Afterward Nora replayed those two sentences over and over, wondering if anything either of them could have said would have been worse. Would it have been more terrible if they had both assumed that was the case? Or was it more punishing that somehow she and Charlie had allowed them to think that this would never happen to them, what had happened to so many of their friends? Nora had been in a bad car accident in high school; they’d been T-boned at a stop sign, the little car her friend Amanda had been given for her birthday rolling twice before it came to rest on its side on the shoulder. Nora could still feel that moment in her body, all these years later, the sound of collapsing metal, the hard thrust of the seatbelt along her hips, even a shiny smudge on the dash where one of them had spattered some soda. It was the same with this. She could see the grain of the wood on the dining room table, the faint shadow of a circle where someone had put down a wet glass, a spike of light through the upper panes of the French door and then one of the chairs falling sideways as Rachel stood suddenly and thudded up to her room.
“This sucks,” Oliver said flatly. “This really sucks.”
“It does, buddy,” Charlie said.
It wasn’t anyone’s fault, and it was everyone’s fault. Nora had been married to Charlie without seeing him for a long time. She realized that they all assumed that if their marriages ended, it would be with a big bang: the other woman, the hidden debts. Nora had had more reasons than most to imagine that, veteran of a grand passion built on a big lie. But now she thought that was an aberration. The truth was that some of their marriages were like balloons: a few went suddenly pop, but more often than not the air slowly leaked out until it was a sad, wrinkled little thing with no lift to it anymore.
Because the children changed, they required attention, drew the eye: the year Oliver’s room started to smell like unwashed man, the year Rachel began to shut her door and frown when Nora knocked on it. The strep throat, the failing course. But the sameness of husbands, of wives, too, meant that in some sense they might cease to exist on a daily basis. They were like drapes: you agonized over choosing them, measured and mulled, wanted them just right, and then you hung them and forgot about them, so that sometimes you couldn’t even remember what color they were. Almost without noticing it, the young man who had kissed Nora on the forehead after walking her home from The Tattooed Lady had become a sad man who had seen the line of his life running off the reel like it was being dragged by a big fish in murky water. All the men, they feared loss of potency, of position, but what it all came down to was fear of death. Ricky’s van might as well have been a hearse.

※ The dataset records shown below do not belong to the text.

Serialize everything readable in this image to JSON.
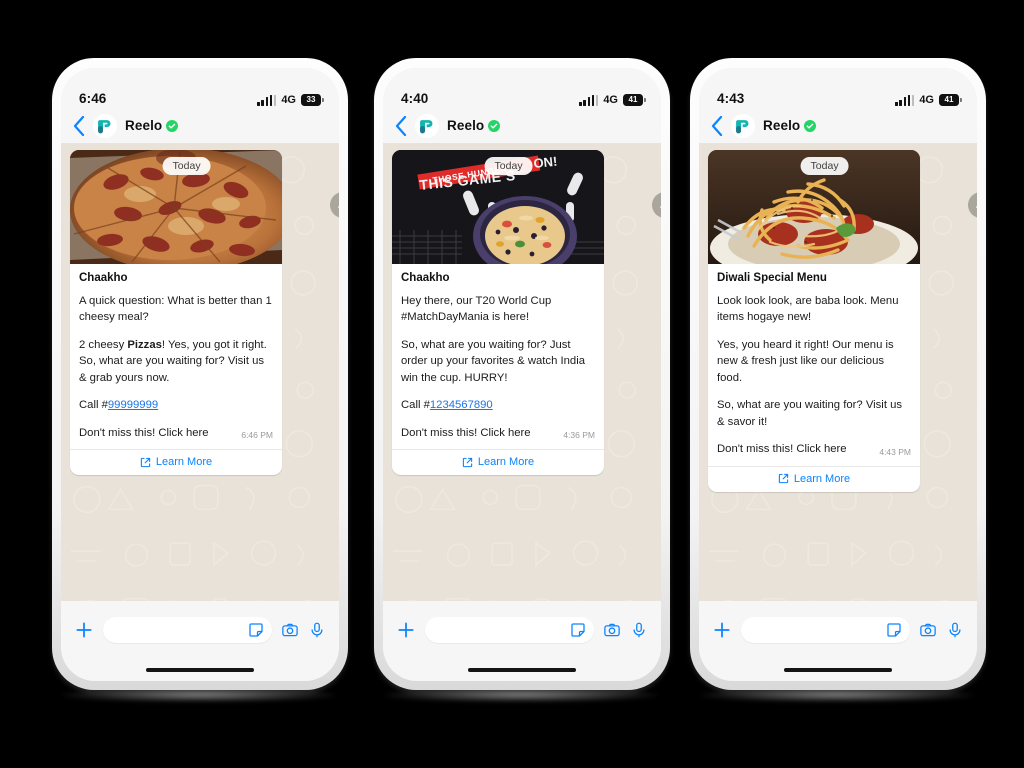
{
  "theme": {
    "accent_blue": "#0a84ff",
    "link_blue": "#1a74e8",
    "verified_green": "#25d366",
    "chat_bg": "#e9e2d8",
    "bubble_bg": "#ffffff",
    "frame": "#f3f3f3",
    "page_bg": "#000000"
  },
  "phones": [
    {
      "id": "phone-1",
      "status": {
        "time": "6:46",
        "network": "4G",
        "battery": "33"
      },
      "header": {
        "contact": "Reelo",
        "verified": true,
        "back": "back",
        "avatar": "reelo-logo"
      },
      "message": {
        "date_pill": "Today",
        "image": "pepperoni-pizza",
        "title": "Chaakho",
        "paragraphs": [
          {
            "text": "A quick question: What is better than 1 cheesy meal?"
          },
          {
            "pre": "2 cheesy ",
            "bold": "Pizzas",
            "post": "! Yes, you got it right. So, what are you waiting for? Visit us & grab yours now."
          },
          {
            "pre": "Call #",
            "link": "99999999"
          }
        ],
        "closing": "Don't miss this! Click here",
        "timestamp": "6:46 PM",
        "cta": "Learn More"
      },
      "input": {
        "placeholder": "",
        "value": ""
      }
    },
    {
      "id": "phone-2",
      "status": {
        "time": "4:40",
        "network": "4G",
        "battery": "41"
      },
      "header": {
        "contact": "Reelo",
        "verified": true,
        "back": "back",
        "avatar": "reelo-logo"
      },
      "message": {
        "date_pill": "Today",
        "image": "matchday-chalkboard-pizza",
        "image_text": {
          "ribbon": "THOSE HUNGER",
          "headline_left": "THIS GAME S",
          "headline_right": "ON!"
        },
        "title": "Chaakho",
        "paragraphs": [
          {
            "text": "Hey there, our T20 World Cup #MatchDayMania is here!"
          },
          {
            "text": "So, what are you waiting for? Just order up your favorites & watch India win the cup. HURRY!"
          },
          {
            "pre": "Call #",
            "link": "1234567890"
          }
        ],
        "closing": "Don't miss this! Click here",
        "timestamp": "4:36 PM",
        "cta": "Learn More"
      },
      "input": {
        "placeholder": "",
        "value": ""
      }
    },
    {
      "id": "phone-3",
      "status": {
        "time": "4:43",
        "network": "4G",
        "battery": "41"
      },
      "header": {
        "contact": "Reelo",
        "verified": true,
        "back": "back",
        "avatar": "reelo-logo"
      },
      "message": {
        "date_pill": "Today",
        "image": "spaghetti-pasta",
        "title": "Diwali Special Menu",
        "paragraphs": [
          {
            "text": "Look look look, are baba look. Menu items hogaye new!"
          },
          {
            "text": "Yes, you heard it right! Our menu is new & fresh just like our delicious food."
          },
          {
            "text": "So, what are you waiting for? Visit us & savor it!"
          }
        ],
        "closing": "Don't miss this! Click here",
        "timestamp": "4:43 PM",
        "cta": "Learn More"
      },
      "input": {
        "placeholder": "",
        "value": ""
      }
    }
  ]
}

Charlie wasn’t a bad man or even a bad husband. Like most men of his generation, he had grown up thinking that the basic maintenance of his life would be handled by women. And it was, by his assistant, the housekeeper, and, to a lesser and less solicitous and therefore less satisfactory extent, his wife. But arranging things for someone is not the same as loving him. It’s work, not devotion.
Of course there had almost immediately been a woman after Charlie had moved out. Maybe she’d even been there during the months when he was sleeping upstairs and Nora was on the floor below. Why wouldn’t that be so? Charlie was a nice man, freed from the accumulated weight of the petty grievances of ordinary married life. All her friends said women left because they were unhappy, and men left because they’d found someone new to be unhappy with. Nora realized how far they’d come when Charlie told her he was seeing someone and she realized she wasn’t as upset as she’d always expected to be. The woman was the nurse in his doctor’s office; they’d gotten to talking when he was waiting for the stress test during his physical. Nora could almost see it, the woman nodding her head sympathetically, Charlie confiding how hard the last months had been as she put a blood pressure cuff on his arm. She probably played golf, or at least was willing to learn. For her, a golf club would simply be a golf club.

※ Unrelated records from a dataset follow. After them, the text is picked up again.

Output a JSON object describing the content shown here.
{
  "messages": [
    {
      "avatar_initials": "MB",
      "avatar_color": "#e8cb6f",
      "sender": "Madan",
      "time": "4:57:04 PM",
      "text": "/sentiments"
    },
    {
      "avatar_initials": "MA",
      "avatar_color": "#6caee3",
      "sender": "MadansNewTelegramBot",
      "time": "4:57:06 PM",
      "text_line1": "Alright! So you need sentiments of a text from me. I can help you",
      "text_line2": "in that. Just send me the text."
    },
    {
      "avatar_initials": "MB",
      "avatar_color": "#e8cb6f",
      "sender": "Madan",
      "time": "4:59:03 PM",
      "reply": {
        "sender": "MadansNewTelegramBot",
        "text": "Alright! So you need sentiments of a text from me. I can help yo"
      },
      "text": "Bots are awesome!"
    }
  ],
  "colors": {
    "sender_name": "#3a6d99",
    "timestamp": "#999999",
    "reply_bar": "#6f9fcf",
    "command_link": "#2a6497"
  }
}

“Transitional woman,” Christine said. “The one who gets a guy from wife number one to wife number two.”
“At least she’s not younger than Rachel,” Nora said.
“You sound pretty okay.”
“I am pretty okay. I just worry about the kids. You know how you’re supposed to tell them it’s nobody’s fault? We did, and maybe Oliver believes it—who can tell—but I think Rachel has decided it’s definitely mine.”
“Rachel is fine, Non. I see her every day. She’s doing really good work, and she’s made some nice friends.”